制作日記

 

エスキース」は、ほどほどでやめるのがいいかもしれない。

 

否、やめるべきだ。

 

多大な時間をかけて100%のエスキースを作り上げたとしても、そのエスキースをもとに制作を始めてみると、早速「何か変だ」「おかしい」となる。初っ端からエスキースどおりにはいかなくなる。

一体、100%までもっていったあの苦しみは何だったのか。

 

エスキースで100%まで作り込むよりも、画面の上で、最適な構成を探しながら、モチーフを動かしていく方が、無駄な苦しみや時間も取られず、自分にとってもやりやすいし、どんなものができあがるか楽しみにもなる。

 

エスキース」とは「かたち」である。

最近、「かたち」で絵を面白くしようとすることをやめたいと思い始めている。面白くなるまで「かたち」をひねることは、捏造やあざとさが知らず知らずのうちに入り込んでくる。

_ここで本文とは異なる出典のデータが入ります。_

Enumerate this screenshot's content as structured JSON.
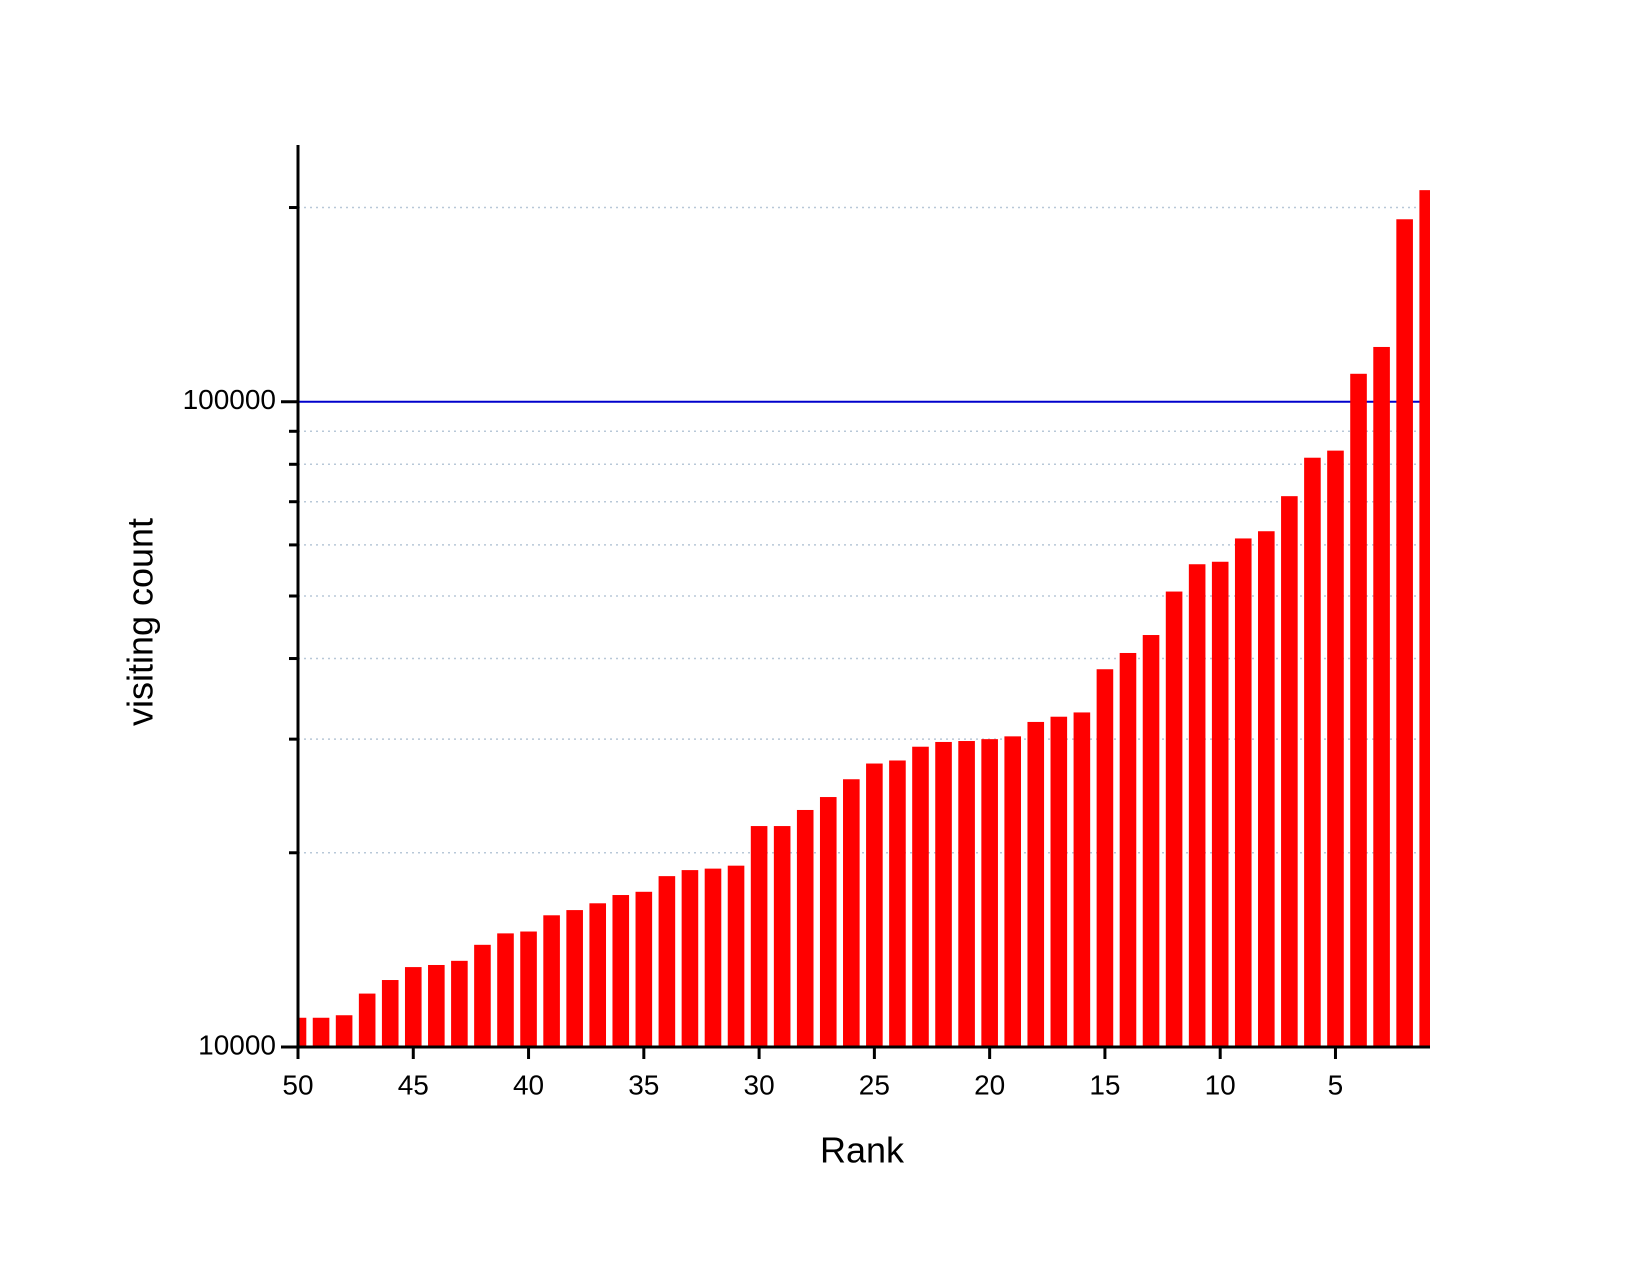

「かたち」としては、至ってシンプルな「ただの四角形」で切り上げても、「画肌」や「色」で面白さを描けるのではないか、という仮説を立てている。

描きたいのは「空気」である。どんなかたちであっても、どんなモチーフであっても、どんな手段であっても、空気さえ描ければいい。

 

突き詰めていくと、その先には「かたち」が一切無くなった抽象絵画となるのだが、抽象絵画まで突き抜けたいとも思っていない。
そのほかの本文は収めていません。